Recreational shooting in the United States is a fast-growing sport. The National Shooting Sports Foundation reported recently that the shooting industry’s contribution to the economy doubled in the last five years. Shooting competitions are experiencing the biggest growth spurt in history, with some matches filling up within three seconds of registration opening on their websites. Gun clubs are benefiting from record membership numbers, and while the shortage of certain kinds of guns and much ammunition has eased, .22 Long Rifle, the caliber most commonly used for recreational shooting, is still almost impossible to find on a regular basis. The manufacturers of .22 have all increased production, but still can’t keep up with demand.
All this (aside from the ammo shortage) is wonderful news for those of us who love recreational shooting, hunting, and believe the responsible use of firearms enhances public safety rather than threatens it. Good news deserves a celebration, and if you don’t call 10 days of competitive shooting with shooters from all over the country a celebration, I don’t know what is.
The Civilian Marksmanship Program (CMP) has been hosting the Eastern Games at the National Guard Training Site at Camp Butner for eight years. For someone who has an interest in getting into High Power Rifle shooting, the Games are the perfect opportunity. The CMP replaced the DCM as the organizing body for promoting marksmanship with military-style rifles. While the DCM was a part of the US Army, the CMP is a government-supported, all-civilian organization with the goal of promoting rifle practice. They handle sales of surplus M1 rifles, ammunition, and produce the National Trophy Matches for both rifles and pistols.
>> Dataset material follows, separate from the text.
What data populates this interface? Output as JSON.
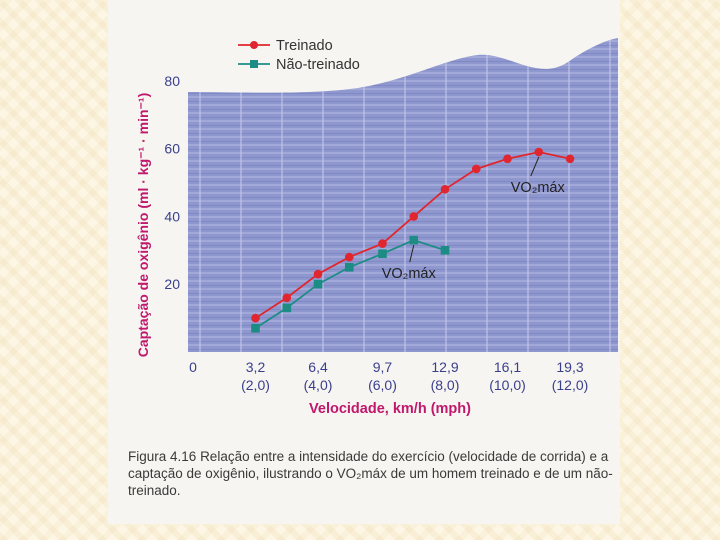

The festivities begin on Friday, May 2, with the Small Arms Firing School. Entrants will spend the morning receiving instruction on the current service rifle (the M16) and shoot a competitive match with CMP-issued rifles and ammunition in the afternoon. In the afternoon, there will be a special sales event offering ammunition, rifles, and more exclusively to competitors.
For the four following days, the competitions will be focused on a wide variety of shooting venues with vintage and modern military matches, a pistol clinic and as-issued pistol match, a service pistol match for military and police, a rimfire sporter match, an M1 rifle maintenance clinic, and various vintage rifle team matches. There will be a barbecue on Sunday evening.
On Wednesday, the competition turns more serious with the Creedmoor Cup, a competition focused on state-of-the-art rifles. The Four Man Team Match will be followed by three 800 aggregate matches that duplicate the National Championship course of fire. On the last day, the 10 days of shooting will be wrapped up with an Excellence in Competition Match awarding points towards Distinguished Rifleman status.
Other than the National Championships, the Creedmoor Cup and Eastern Games represent the biggest conventional rifle shooting events of the year. I can think of no other opportunity you’ll get this year to shoot an M16 on a National Guard Known Distance range.